New book in French: Pourquoi Bourdieu?
Posted by dnetz on March 12, 2008
There’s a new book by Nathalie Heinich, research director at CNRS an former disciple of Bourdieu (well, OK, it’s not sooo new, it appeared with Gallimard in september 2007), in which she seems to criticize him sharply.
The editors say:
Le renom de Pierre Bourdieu s’étend aujourd’hui bien au-delà de la sociologie, au-delà de l’Université, au-delà du public cultivé, au-delà de la France. Que s’est-il donc passé pour qu’un universitaire, fils de petits employés béarnais “monté” à Paris pour faire l’École normale supérieure, devienne, le temps d’une génération, ce phénomène international ; “Bourdieu”?
Ni hagiographie à l’usage des bourdieusiens, ni pamphlet à l’usage des anti-bourdieusiens, ni analyse épistémologique à l’usage des spécialistes, ni essai de vulgarisation à l’usage de profanes, ce portrait intellectuel brossé par une ex-disciple qui a pris, depuis, ses distances, est une tentative pour comprendre, avec les outils de la sociologie et à travers le témoignage en première personne, les raisons d’un tel succès.
My translation (excuse the occasional mistake):
Pierre Bourdieu’s reputation today extends far beyond sociology, beyond the university, beyond the cultivated public, beyond France. How did it happen that an academic who was the son of petty employees from Béarn and had ‘climbed’ up to Paris to attend the École normale supérieure became, in the time of one generation, that international phenomenon: ‘Bourdieu’? Neither hagiography for the use of bourdieusians, pamphlet for the use of anti-bourdieusians, epistemological analysis for the use of specialists nor attempt at vulgarisation for the use of the profane, this intellectual portrait outlined by an ex-disciple who has since taken her distance is an attempt to comprehend, using the tools of sociology and through first-person testimony, the reasons for such a success.
The book seems to have provoked a bit of debate in France, in which the author has herself intervened.
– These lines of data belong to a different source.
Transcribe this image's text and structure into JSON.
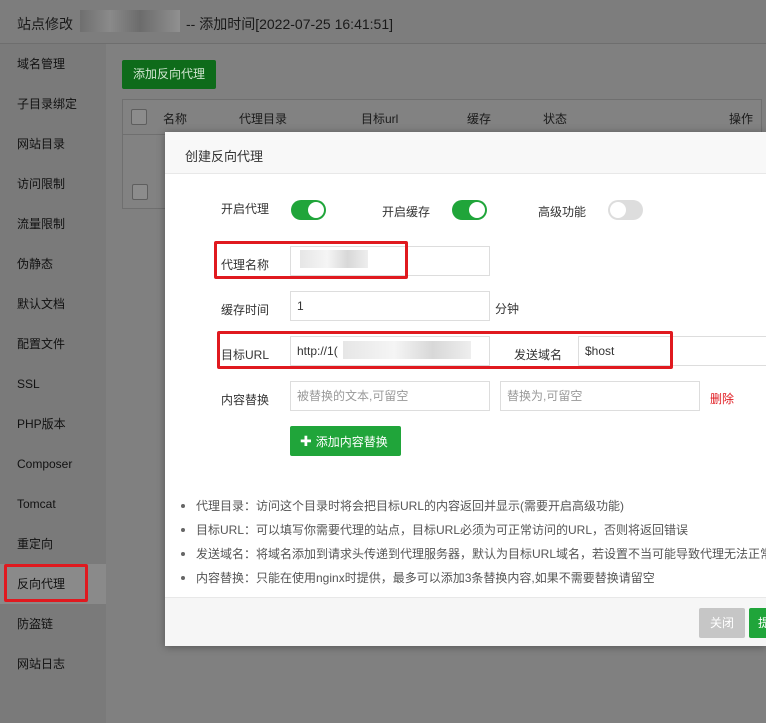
{
  "header": {
    "title_prefix": "站点修改",
    "title_suffix": "-- 添加时间[2022-07-25 16:41:51]"
  },
  "sidebar": {
    "items": [
      {
        "label": "域名管理"
      },
      {
        "label": "子目录绑定"
      },
      {
        "label": "网站目录"
      },
      {
        "label": "访问限制"
      },
      {
        "label": "流量限制"
      },
      {
        "label": "伪静态"
      },
      {
        "label": "默认文档"
      },
      {
        "label": "配置文件"
      },
      {
        "label": "SSL"
      },
      {
        "label": "PHP版本"
      },
      {
        "label": "Composer"
      },
      {
        "label": "Tomcat"
      },
      {
        "label": "重定向"
      },
      {
        "label": "反向代理"
      },
      {
        "label": "防盗链"
      },
      {
        "label": "网站日志"
      }
    ],
    "active": "反向代理"
  },
  "main": {
    "add_proxy_button": "添加反向代理",
    "table": {
      "columns": [
        "名称",
        "代理目录",
        "目标url",
        "缓存",
        "状态",
        "操作"
      ]
    }
  },
  "modal": {
    "title": "创建反向代理",
    "toggles": {
      "enable_proxy": {
        "label": "开启代理",
        "on": true
      },
      "enable_cache": {
        "label": "开启缓存",
        "on": true
      },
      "advanced": {
        "label": "高级功能",
        "on": false
      }
    },
    "fields": {
      "proxy_name": {
        "label": "代理名称",
        "value": ""
      },
      "cache_time": {
        "label": "缓存时间",
        "value": "1",
        "unit": "分钟"
      },
      "target_url": {
        "label": "目标URL",
        "value": "http://1("
      },
      "send_domain": {
        "label": "发送域名",
        "value": "$host"
      },
      "content_replace": {
        "label": "内容替换",
        "from_placeholder": "被替换的文本,可留空",
        "to_placeholder": "替换为,可留空",
        "delete_label": "删除"
      }
    },
    "add_content_button": "添加内容替换",
    "tips": [
      "代理目录：访问这个目录时将会把目标URL的内容返回并显示(需要开启高级功能)",
      "目标URL：可以填写你需要代理的站点，目标URL必须为可正常访问的URL，否则将返回错误",
      "发送域名：将域名添加到请求头传递到代理服务器，默认为目标URL域名，若设置不当可能导致代理无法正常",
      "内容替换：只能在使用nginx时提供，最多可以添加3条替换内容,如果不需要替换请留空"
    ],
    "footer": {
      "close_label": "关闭",
      "submit_label": "提"
    }
  },
  "colors": {
    "accent_green": "#20a53a",
    "highlight_red": "#e0191f"
  }
}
In February, she published an article in Le Monde des Livres, to strengthen the accusation against Bourdieu of having been a “radicalist”. So she seems to be trying to join in the business of wrongly separating an ‘early, scientifically solid’ and a ‘late, ideologically radical’ Bourdieu that some in France have been in engaged in for years and that Bourdieu always vigorously rejected in his lifetime. It amounts to another attempt to impose on social science a concept of scientificity adapted from the natural sciences that just isn’t its own and that would make it lose most of its scientific potential. She’s rightly debunked for the ‘radicalism’ claim here.